Mannatech Announces Status of Stock Pledge

(COPPELL, Texas) April 15, 2011 – Mannatech, Incorporated (NASDAQ: MTEX) has received information regarding the status of Marlin Ray Robbins’ shares of the Company’s common stock pledged by him. Marlin Ray Robbins is a member of the Mannatech Board of Directors.

In 2005, Mr. Robbins pledged 1.4 million of his shares of Mannatech common stock to Triangle Equities, which has since been placed in receivership along with related entities, as a result of an action filed by the U.S. Securities and Exchange Commission (SEC). The SEC and the receiver allege Triangle Equities was part of a fraudulent stock–based loan scheme in which it would fraudulently liquidate stock pledged by borrowers such as Mr. Robbins. In a related matter, Triangle Equities Director Michael Spillan was recently indicted for securities violations as a result of such loan program.

Given a recent court filing by the receiver proposing to resolve the outstanding claims of the borrowers, including Mr. Robbins, against Triangle Equities, it appears unlikely that Triangle Equities still holds the shares or that Mr. Robbins will regain possession of the shares which were pledged to Triangle Equities. The allegations of the receiver will be heard by the court in the receivership on June 28, 2011.

“Mr. Robbins continues as a significant Mannatech shareholder, to act as a great spokesperson for Mannatech, build his Mannatech business, and act as a mentor to all independent Associates,” said Co-CEO and Chief Financial Officer Steve Fenstermacher. “His dedication to our company, social entrepreneurship and integrative health will be instrumental to Mannatech’s current business as well as our continuing expansion into new markets, along with his leadership for all independent Associates intent upon making a difference in our world.”
 
For more information, please refer to the Company's filings on the SEC website at www.sec.gov.
 
About Mannatech
Mannatech, Incorporated, develops high-quality health, weight and fitness, and skin care products that are based on the solid foundation of nutritional science and development standards. Mannatech is dedicated to its platform of Social Entrepreneurship based on the foundation of promoting, aiding and optimizing nutrition where it is needed most around the world. Mannatech’s proprietary products are available through independent sales Associates around the globe including the United States, Canada, South Africa, Australia, New Zealand, Austria, Denmark, Germany, Norway, Sweden, the Netherlands, the United Kingdom, Japan, Taiwan, Singapore, the Republic of Korea and Mexico. For more information, visit Mannatech.com.

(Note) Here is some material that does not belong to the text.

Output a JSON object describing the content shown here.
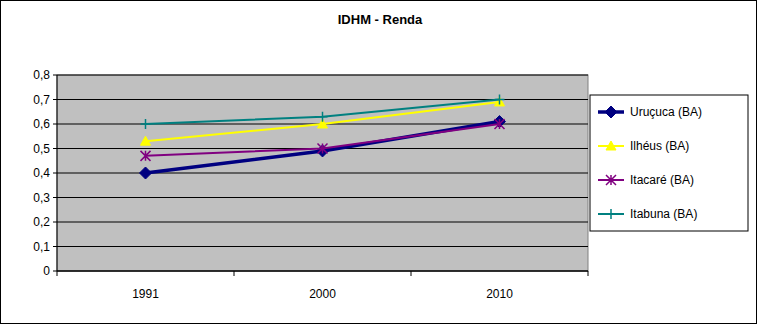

Please note: This release contains “forward-looking statements” within the meaning of Section 27A of the Securities Act of 1933, as amended, Section 21E of the Securities Exchange Act of 1934, as amended, and the Private Securities Litigation Reform Act of 1995. These forward-looking statements generally can be identified by use of phrases or terminology such as “intend” or other similar words or the negative of such terminology. Similarly, descriptions of Mannatech’s objectives, strategies, plans, goals or targets contained herein are also considered forward-looking statements. Mannatech believes this release should be read in conjunction with all of its filings with the United States Securities and Exchange Commission and cautions its readers that these forward-looking statements are subject to certain events, risks, uncertainties and other factors. Some of these factors include, among others, Mannatech’s inability to attract and retain Associates and Members, increases in competition, litigation, regulatory changes and its planned growth into new international markets. Although Mannatech believes that the expectations, statements and assumptions reflected in these forward-looking statements are reasonable, it cautions readers to always consider all of the risk factors and any other cautionary statements carefully in evaluating each forward-looking statement in this release, as well as those set forth in its latest Annual Report on Form 10-K and Quarterly Report on Form 10-Q, and other filings filed with the United States Securities and Exchange Commission, including its current reports on Form 8-K. All of the forward-looking statements contained herein speak only as of the date of this release.